Battlefield Church

Great place, the church yard gets a lot of visitors and is on a public footpath so there are always people walking around the area. This church is no longer consecrated,  services no longer taken place and its fallen into disuse with the  one exception of a memorial service which is not of religious standing.  Personally I love photographing the  old churches with cobwebs and dust, Going to a church that’s in use just wouldn’t have the same appeal.

History

This large, dignified church stands in open countryside on the site of the ferocious Battle of Shrewsbury, which took place in 1403.

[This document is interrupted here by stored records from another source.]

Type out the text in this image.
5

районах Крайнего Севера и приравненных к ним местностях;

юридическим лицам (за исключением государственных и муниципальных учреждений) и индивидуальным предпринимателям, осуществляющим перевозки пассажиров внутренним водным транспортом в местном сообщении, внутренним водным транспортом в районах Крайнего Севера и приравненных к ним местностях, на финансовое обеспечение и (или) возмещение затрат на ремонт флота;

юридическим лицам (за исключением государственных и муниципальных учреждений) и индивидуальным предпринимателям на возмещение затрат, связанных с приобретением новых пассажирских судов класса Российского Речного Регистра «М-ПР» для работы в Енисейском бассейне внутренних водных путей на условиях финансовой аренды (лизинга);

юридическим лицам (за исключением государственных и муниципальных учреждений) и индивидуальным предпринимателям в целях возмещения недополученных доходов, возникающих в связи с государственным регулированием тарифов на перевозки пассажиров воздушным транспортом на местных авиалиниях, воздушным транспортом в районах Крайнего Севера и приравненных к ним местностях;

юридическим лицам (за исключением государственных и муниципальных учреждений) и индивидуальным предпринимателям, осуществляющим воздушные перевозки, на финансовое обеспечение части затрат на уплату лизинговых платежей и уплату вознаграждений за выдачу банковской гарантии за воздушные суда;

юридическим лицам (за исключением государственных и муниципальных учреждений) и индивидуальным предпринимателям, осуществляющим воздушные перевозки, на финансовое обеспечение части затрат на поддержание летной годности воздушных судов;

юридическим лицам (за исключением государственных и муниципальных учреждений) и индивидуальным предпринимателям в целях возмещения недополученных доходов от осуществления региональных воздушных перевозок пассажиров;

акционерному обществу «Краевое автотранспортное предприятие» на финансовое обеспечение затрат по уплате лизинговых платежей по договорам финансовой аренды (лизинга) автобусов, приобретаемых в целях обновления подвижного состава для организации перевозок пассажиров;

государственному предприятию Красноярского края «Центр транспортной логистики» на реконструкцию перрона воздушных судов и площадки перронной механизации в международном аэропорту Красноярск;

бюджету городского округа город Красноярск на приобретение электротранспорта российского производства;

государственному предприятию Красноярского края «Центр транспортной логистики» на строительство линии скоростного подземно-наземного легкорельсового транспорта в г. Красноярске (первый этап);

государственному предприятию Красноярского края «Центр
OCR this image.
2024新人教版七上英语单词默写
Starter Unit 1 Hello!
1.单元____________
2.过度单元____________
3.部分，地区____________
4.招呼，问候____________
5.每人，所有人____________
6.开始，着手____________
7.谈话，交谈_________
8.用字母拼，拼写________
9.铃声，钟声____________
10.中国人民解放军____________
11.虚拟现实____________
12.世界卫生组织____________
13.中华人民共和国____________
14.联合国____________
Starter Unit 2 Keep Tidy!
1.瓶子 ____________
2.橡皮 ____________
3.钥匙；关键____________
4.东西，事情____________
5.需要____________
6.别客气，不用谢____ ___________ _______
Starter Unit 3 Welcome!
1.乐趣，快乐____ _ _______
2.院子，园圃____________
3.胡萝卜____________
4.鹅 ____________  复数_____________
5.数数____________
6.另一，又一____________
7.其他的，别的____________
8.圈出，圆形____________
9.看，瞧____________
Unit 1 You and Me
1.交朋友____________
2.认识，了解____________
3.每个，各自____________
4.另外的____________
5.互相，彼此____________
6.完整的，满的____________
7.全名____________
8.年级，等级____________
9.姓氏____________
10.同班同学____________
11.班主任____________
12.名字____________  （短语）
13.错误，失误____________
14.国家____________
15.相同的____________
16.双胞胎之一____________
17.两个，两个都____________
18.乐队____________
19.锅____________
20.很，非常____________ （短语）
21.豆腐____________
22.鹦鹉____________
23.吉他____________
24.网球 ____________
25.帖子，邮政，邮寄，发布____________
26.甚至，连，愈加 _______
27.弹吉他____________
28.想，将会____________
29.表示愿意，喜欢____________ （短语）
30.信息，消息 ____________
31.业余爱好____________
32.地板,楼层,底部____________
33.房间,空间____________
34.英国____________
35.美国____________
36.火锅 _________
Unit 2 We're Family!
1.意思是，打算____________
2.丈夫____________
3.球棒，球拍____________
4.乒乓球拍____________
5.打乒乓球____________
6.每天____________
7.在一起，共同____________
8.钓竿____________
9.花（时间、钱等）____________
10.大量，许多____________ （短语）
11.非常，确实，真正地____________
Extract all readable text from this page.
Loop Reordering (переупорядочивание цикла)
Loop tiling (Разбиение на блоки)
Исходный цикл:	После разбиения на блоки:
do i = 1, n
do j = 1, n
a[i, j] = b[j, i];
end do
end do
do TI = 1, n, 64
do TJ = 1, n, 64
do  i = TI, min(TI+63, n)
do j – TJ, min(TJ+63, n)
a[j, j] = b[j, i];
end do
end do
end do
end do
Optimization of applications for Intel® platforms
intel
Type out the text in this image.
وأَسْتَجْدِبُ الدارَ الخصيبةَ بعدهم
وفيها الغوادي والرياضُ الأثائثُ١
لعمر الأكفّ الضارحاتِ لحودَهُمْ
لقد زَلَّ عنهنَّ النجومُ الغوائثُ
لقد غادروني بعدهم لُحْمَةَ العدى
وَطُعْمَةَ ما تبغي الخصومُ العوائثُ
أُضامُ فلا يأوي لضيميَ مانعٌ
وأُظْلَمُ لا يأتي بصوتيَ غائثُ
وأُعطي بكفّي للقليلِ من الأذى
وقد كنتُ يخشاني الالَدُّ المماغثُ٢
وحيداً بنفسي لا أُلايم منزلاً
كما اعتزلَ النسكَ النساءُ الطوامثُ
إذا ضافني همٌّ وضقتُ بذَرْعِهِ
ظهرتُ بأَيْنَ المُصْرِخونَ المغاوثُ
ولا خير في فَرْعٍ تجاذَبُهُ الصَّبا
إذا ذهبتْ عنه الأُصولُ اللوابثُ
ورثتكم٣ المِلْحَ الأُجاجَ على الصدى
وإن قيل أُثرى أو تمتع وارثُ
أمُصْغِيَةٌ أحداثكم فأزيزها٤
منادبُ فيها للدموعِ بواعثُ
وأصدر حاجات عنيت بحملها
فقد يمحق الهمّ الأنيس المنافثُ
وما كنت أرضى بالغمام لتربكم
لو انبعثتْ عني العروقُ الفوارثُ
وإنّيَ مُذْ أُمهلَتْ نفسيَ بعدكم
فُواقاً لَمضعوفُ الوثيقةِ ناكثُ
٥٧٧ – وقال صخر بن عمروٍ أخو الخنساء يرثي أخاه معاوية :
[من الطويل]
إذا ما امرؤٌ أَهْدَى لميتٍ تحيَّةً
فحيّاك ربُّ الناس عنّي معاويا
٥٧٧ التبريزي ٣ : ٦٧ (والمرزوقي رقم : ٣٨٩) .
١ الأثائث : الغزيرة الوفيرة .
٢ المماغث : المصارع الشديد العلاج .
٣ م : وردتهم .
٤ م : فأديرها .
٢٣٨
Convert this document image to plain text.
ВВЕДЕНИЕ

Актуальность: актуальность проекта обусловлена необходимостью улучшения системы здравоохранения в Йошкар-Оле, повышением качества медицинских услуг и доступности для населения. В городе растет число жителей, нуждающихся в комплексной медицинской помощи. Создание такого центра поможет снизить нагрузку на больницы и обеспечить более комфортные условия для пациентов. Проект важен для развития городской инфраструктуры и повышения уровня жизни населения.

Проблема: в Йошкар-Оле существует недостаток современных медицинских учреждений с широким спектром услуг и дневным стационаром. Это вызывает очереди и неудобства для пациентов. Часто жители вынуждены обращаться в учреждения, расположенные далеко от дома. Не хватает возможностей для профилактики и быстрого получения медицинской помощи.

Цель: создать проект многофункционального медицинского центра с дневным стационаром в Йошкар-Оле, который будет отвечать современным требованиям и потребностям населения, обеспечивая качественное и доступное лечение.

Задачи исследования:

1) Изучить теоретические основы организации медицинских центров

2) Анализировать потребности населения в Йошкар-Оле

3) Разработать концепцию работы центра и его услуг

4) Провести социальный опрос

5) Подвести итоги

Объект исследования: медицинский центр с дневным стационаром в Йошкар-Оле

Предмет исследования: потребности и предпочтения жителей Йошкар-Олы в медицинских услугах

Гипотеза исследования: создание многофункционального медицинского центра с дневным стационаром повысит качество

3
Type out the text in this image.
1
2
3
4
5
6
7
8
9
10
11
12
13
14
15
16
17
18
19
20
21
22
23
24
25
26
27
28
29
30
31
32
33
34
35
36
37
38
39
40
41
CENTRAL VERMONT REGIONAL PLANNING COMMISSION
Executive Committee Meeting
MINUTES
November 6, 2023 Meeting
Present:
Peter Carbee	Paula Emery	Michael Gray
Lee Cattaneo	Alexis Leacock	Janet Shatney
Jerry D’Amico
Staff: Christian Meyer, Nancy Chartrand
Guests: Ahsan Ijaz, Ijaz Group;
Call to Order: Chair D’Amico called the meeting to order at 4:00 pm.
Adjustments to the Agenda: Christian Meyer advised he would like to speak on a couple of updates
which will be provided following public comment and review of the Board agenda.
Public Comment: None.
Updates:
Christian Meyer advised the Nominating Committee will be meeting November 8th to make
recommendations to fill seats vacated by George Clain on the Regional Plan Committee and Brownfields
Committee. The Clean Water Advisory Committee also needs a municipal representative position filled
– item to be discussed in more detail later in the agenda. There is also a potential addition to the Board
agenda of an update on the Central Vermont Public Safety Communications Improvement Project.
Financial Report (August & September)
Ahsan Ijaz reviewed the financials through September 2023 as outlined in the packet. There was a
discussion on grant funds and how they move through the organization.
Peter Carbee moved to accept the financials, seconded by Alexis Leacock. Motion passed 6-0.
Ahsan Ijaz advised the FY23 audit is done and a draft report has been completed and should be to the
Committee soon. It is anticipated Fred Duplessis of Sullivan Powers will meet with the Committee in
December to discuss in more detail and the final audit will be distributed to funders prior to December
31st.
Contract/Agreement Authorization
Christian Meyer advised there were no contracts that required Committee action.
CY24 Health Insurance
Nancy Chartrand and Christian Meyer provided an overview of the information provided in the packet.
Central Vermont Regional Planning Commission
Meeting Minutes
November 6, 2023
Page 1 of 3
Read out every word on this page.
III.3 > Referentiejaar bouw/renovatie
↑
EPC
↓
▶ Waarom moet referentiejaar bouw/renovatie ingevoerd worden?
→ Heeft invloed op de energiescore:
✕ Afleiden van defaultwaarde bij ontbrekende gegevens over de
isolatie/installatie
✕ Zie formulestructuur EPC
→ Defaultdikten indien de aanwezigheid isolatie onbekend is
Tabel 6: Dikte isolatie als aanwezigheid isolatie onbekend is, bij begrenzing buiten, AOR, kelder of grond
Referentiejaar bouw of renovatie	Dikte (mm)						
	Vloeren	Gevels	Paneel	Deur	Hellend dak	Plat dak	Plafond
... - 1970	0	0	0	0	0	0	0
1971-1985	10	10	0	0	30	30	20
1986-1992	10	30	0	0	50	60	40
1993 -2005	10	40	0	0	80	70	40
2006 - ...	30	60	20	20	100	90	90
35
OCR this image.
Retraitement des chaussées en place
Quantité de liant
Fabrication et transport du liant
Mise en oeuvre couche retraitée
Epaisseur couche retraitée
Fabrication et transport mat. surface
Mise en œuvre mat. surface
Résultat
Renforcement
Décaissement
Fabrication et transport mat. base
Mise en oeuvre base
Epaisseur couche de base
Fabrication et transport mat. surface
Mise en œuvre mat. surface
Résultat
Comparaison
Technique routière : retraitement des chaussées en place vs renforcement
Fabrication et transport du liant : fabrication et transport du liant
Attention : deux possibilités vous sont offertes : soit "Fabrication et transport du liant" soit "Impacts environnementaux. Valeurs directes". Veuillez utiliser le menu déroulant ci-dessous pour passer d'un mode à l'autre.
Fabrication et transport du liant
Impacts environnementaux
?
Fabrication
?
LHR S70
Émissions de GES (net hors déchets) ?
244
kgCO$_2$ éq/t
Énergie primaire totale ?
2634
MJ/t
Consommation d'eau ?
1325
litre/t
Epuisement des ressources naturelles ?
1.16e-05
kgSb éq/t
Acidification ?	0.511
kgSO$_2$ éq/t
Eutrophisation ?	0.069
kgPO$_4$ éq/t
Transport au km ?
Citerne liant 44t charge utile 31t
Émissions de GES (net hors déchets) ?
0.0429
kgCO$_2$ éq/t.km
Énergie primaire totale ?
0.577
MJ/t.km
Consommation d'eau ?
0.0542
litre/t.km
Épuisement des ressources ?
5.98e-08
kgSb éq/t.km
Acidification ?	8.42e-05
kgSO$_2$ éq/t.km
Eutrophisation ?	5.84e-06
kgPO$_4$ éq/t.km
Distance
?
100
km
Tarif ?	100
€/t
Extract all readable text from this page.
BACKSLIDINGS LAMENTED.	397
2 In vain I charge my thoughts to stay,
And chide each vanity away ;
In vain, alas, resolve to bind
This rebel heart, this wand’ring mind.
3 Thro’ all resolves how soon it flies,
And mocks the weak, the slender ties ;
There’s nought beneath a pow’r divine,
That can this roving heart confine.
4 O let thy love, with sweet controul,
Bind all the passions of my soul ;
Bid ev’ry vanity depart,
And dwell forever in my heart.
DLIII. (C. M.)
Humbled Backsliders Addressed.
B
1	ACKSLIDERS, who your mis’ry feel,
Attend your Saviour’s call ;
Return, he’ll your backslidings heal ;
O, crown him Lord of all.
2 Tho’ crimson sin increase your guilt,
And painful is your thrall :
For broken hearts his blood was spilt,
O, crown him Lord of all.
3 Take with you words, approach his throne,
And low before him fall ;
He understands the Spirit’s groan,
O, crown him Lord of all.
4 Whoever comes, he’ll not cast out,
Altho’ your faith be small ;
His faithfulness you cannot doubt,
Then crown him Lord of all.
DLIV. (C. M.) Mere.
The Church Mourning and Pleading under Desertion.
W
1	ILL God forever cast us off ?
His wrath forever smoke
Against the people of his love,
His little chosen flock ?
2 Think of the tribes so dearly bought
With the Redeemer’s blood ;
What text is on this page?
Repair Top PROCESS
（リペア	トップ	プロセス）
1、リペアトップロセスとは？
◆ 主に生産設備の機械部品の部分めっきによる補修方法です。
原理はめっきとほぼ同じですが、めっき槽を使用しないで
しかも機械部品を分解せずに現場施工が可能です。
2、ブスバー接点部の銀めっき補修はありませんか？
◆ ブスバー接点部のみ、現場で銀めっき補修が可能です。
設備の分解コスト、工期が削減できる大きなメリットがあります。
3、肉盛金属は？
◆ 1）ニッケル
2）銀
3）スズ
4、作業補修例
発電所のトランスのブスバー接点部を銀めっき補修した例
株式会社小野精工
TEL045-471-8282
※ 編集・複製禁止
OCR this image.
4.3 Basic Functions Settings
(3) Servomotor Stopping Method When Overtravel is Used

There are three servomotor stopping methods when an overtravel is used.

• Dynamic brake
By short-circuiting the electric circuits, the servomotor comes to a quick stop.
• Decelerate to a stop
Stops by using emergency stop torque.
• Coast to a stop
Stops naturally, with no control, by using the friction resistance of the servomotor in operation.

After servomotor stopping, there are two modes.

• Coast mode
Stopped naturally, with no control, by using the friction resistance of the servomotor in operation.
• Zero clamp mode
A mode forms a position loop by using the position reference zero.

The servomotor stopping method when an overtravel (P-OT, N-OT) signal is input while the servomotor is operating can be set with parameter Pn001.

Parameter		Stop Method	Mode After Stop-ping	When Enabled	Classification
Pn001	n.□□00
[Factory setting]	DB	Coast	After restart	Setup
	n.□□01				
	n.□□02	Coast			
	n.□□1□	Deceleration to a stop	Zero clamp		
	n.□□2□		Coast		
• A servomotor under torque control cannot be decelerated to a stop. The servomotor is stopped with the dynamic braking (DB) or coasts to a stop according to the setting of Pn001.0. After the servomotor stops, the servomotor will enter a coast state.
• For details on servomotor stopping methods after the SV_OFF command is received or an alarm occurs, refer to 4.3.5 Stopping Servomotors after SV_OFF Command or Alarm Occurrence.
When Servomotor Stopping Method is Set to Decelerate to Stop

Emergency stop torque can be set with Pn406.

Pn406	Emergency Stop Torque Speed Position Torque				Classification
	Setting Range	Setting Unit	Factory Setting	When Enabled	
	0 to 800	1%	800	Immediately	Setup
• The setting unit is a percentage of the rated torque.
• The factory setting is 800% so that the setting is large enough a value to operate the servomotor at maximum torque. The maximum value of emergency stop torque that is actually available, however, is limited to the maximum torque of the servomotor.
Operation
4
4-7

Thousands of soldiers are thought to have died in the fray, and the church remains a quiet, some would say melancholic, memorial to the 1,600 people who were said to have been buried there. A statue of Henry IV, who defeated Henry “Hotspur” Percy in the battle, stands on the outside east wall. On the roof beams inside are representations of the shields of the knights who fought with Henry IV. A service is still held each year in July to commemorate the anniversary of the battle.

It is probably built over a mass burial pit. It was originally a collegiate church staffed by a small community of chaplains whose main duty was to perform a daily liturgy for the dead. Roger Ive, the local parish priest, is generally regarded as the founder, although the church received considerable support and endowment from Henry IV. After the dissolution of the college and chantry in 1548, the building was used as the local parish church and it underwent serious decay, punctuated by attempts at rebuilding from the mid-18th century. A restoration in Victorian times was controversial in intention, scope and detail, Much of the church  is the result of the extensive restoration in the 1860s, by a distinguished local architect S Pountney Smith, who saved the church from ruin. Though he kept the original shape, tower and walls, the magnificent hammerbeam roof, the reredos, and all the fittings and furniture were installed by him. He was also responsible for installing the fine stained glass typical of the 1860s. Especially memorable is the east window with its wonderful palette of colours. One particular treasure is the Piet, carved in oak, showing the Virgin Mary holding Christ’s body. It is a remarkable and moving piece dating from the fifteenth century and thought to have been brought here from another church.

Today it is a redundant Anglican church.